Plowmanianthus

Scientific classification
- Kingdom: Plantae
- Clade: Tracheophytes
- Clade: Angiosperms
- Clade: Monocots
- Clade: Commelinids
- Order: Commelinales
- Family: Commelinaceae
- Subfamily: Commelinoideae
- Tribe: Tradescantieae
- Subtribe: Dichorisandrinae
- Genus: Plowmanianthus Faden & C.R.Hardy
- Species: Plowmanianthus dressleri Faden & C.R.Hardy; Plowmanianthus grandifolius Faden & C.R.Hardy; Plowmanianthus panamensis Faden & C.R.Hardy; Plowmanianthus perforans Faden & C.R.Hardy; Plowmanianthus peruvianus C.R.Hardy & Faden;

= Plowmanianthus =

Genus of flowering plants

Plowmanianthus Faden & C.R.Hardy is a genus of plants with 5 species and 2 subspecies in the family Commelinaceae (the spiderwort and dayflower family). The genus is distributed from Panama to Amazonian Peru and Brazil.

==Systematics & Distributions==
Plowmanianthus is a member of the subtribe Dichorisandrinae of the tribe Tradescantieae of the flowering plant family Commelinaceae. It has 5 species and 2 subspecies, all of which were described with the circumscription of the genus itself by Hardy and Faden (2004). Proceeding from the north to south and southeast of the genus's distribution, the taxa are as follows.

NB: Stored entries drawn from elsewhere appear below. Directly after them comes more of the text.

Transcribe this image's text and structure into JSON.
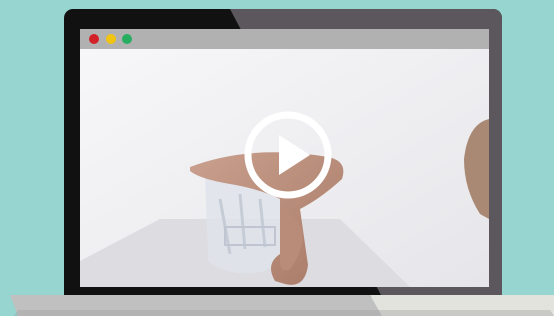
{
  "colors": {
    "background": "#96d5d0",
    "bezel": "#111111",
    "bezel_shine": "#5b575c",
    "browser_bar": "#b1b1b1",
    "close_dot": "#d32128",
    "minimize_dot": "#f1c40f",
    "maximize_dot": "#27ae60",
    "base_left": "#c0c0c0",
    "base_right": "#e2e3dd"
  },
  "icons": {
    "play": "play-icon",
    "window_controls": [
      "close-dot",
      "minimize-dot",
      "maximize-dot"
    ]
  },
  "video": {
    "state": "paused",
    "subject": "product"
  }
}
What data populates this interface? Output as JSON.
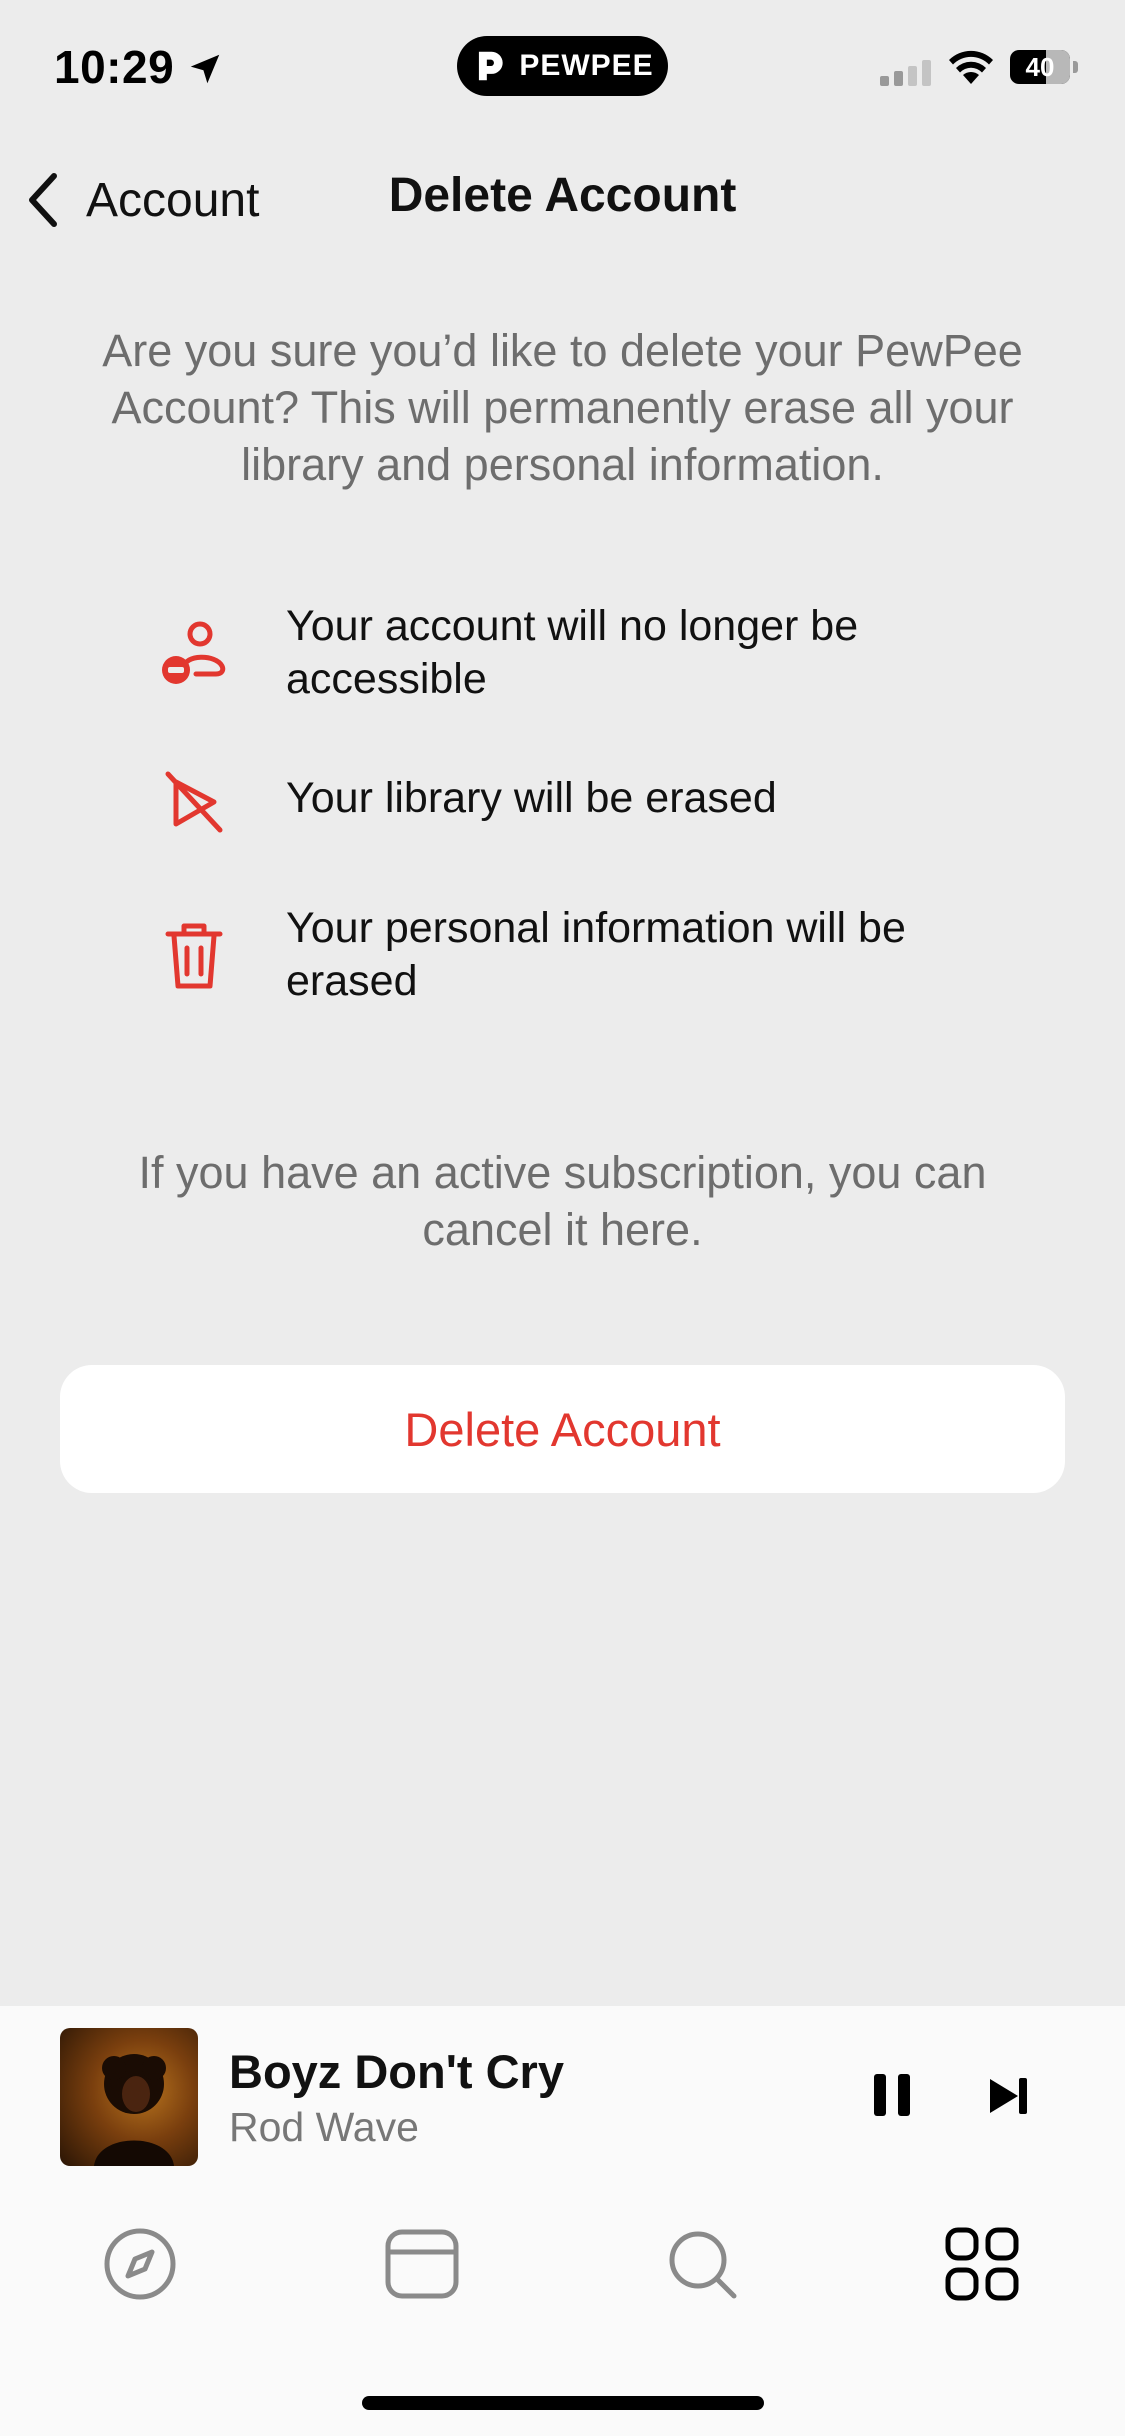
{
  "status_bar": {
    "time": "10:29",
    "brand": "PEWPEE",
    "battery": "40"
  },
  "nav": {
    "back_label": "Account",
    "title": "Delete Account"
  },
  "intro_text": "Are you sure you’d like to delete your PewPee Account? This will permanently erase all your library and personal information.",
  "consequences": [
    {
      "icon": "user-remove-icon",
      "text": "Your account will no longer be accessible"
    },
    {
      "icon": "library-off-icon",
      "text": "Your library will be erased"
    },
    {
      "icon": "trash-icon",
      "text": "Your personal information will be erased"
    }
  ],
  "subscription_note": "If you have an active subscription, you can cancel it here.",
  "delete_button_label": "Delete Account",
  "now_playing": {
    "title": "Boyz Don't Cry",
    "artist": "Rod Wave"
  },
  "tabs": [
    {
      "name": "tab-discover",
      "icon": "compass-icon"
    },
    {
      "name": "tab-radio",
      "icon": "radio-card-icon"
    },
    {
      "name": "tab-search",
      "icon": "search-icon"
    },
    {
      "name": "tab-library",
      "icon": "grid-icon"
    }
  ],
  "colors": {
    "accent": "#e2372f",
    "background": "#ececec",
    "secondary_text": "#6d6d6d"
  }
}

- Plowmanianthus dressleri is endemic to Panama, west of the Canal Zone.
- Plowmanianthus panamensis is endemic to Panama, east of the Canal Zone.
- Plowmanianthus grandifolius is native to Amazonian Ecuador, northern Amazonian Peru, and western Brazil. It consists of two subspecies.
  - P. grandifolius ssp. grandifolius is native to northern Amazonian Peru and western Brazil;
  - P. grandifolius ssp. robustus C.R.Hardy & Faden is native to Amazonian Ecuador and northern Amazonian Peru.
- Plowmanianthus peruvianaus is native to northern Amazonian Peru.
- Plowmanianthus perforans is native to southern Amazonian Peru.

==Taxonomy==
The genus is named in honor of Timothy Plowman (1944–1989), an American ethnobotanist best known for his intensive work over the course of 15 years on the genus Erythroxylum, and the cultivated coca species in particular. It was first described and published in Syst. Bot. Vol.29 on page 316 in 2004.

==Morphology==
Rosette, typically unbranched herbs with somewhat succulent, strap-shaped leaves. In the wild, plants grow on the floor of primary rainforests, shallowly rooted in the humus-rich and leaf-litter layers.

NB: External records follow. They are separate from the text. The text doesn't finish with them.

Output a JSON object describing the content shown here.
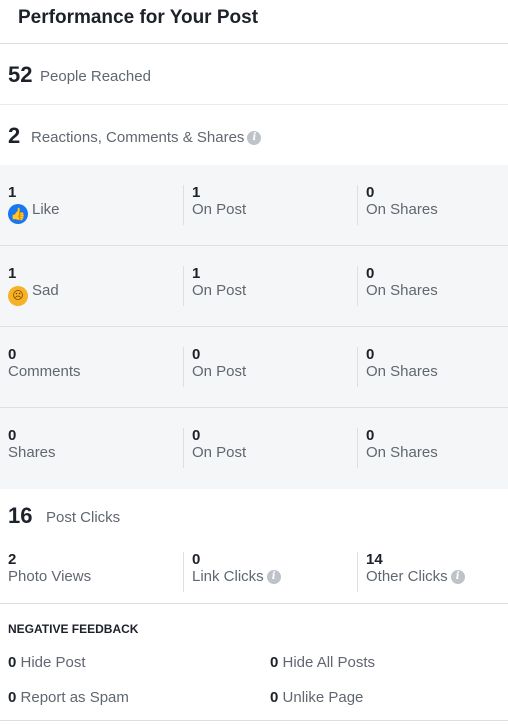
{
  "header": {
    "title": "Performance for Your Post"
  },
  "reach": {
    "value": "52",
    "label": "People Reached"
  },
  "engagement": {
    "value": "2",
    "label": "Reactions, Comments & Shares"
  },
  "rows": [
    {
      "icon": "like-icon",
      "value": "1",
      "label": "Like",
      "on_post_value": "1",
      "on_post_label": "On Post",
      "on_shares_value": "0",
      "on_shares_label": "On Shares"
    },
    {
      "icon": "sad-icon",
      "value": "1",
      "label": "Sad",
      "on_post_value": "1",
      "on_post_label": "On Post",
      "on_shares_value": "0",
      "on_shares_label": "On Shares"
    },
    {
      "value": "0",
      "label": "Comments",
      "on_post_value": "0",
      "on_post_label": "On Post",
      "on_shares_value": "0",
      "on_shares_label": "On Shares"
    },
    {
      "value": "0",
      "label": "Shares",
      "on_post_value": "0",
      "on_post_label": "On Post",
      "on_shares_value": "0",
      "on_shares_label": "On Shares"
    }
  ],
  "post_clicks": {
    "value": "16",
    "label": "Post Clicks"
  },
  "clicks": [
    {
      "value": "2",
      "label": "Photo Views"
    },
    {
      "value": "0",
      "label": "Link Clicks"
    },
    {
      "value": "14",
      "label": "Other Clicks"
    }
  ],
  "negative_feedback": {
    "title": "NEGATIVE FEEDBACK",
    "items": [
      {
        "value": "0",
        "label": "Hide Post"
      },
      {
        "value": "0",
        "label": "Hide All Posts"
      },
      {
        "value": "0",
        "label": "Report as Spam"
      },
      {
        "value": "0",
        "label": "Unlike Page"
      }
    ]
  },
  "info_glyph": "i",
  "colors": {
    "like_blue": "#1877f2",
    "sad_yellow": "#f7b125",
    "grey_bg": "#f5f6f7",
    "muted_text": "#606770"
  }
}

Plowmanianthus resembles its close relative, the epiphytic genus Cochliostema, but is smaller (its leaves reach only to ca. 30 cm in length) and is not epiphytic. Its flowers are also much smaller, lack the spirally coiled anthers of Cochliostema, and are usually cleistogamous (i.e., they usually never open).

==Other sources==
- Hardy CR, RB Faden (2004) Plowmanianthus, a new genus of Commelinaceae with five new species from tropical America. Systematic Botany 29 (2): 316–333.
- Hardy CR, JI Davis, DW Stevenson (2004) Floral organogenesis in Plowmanianthus (Commelinaceae). International Journal of Plant Sciences 165 (4): 511–519.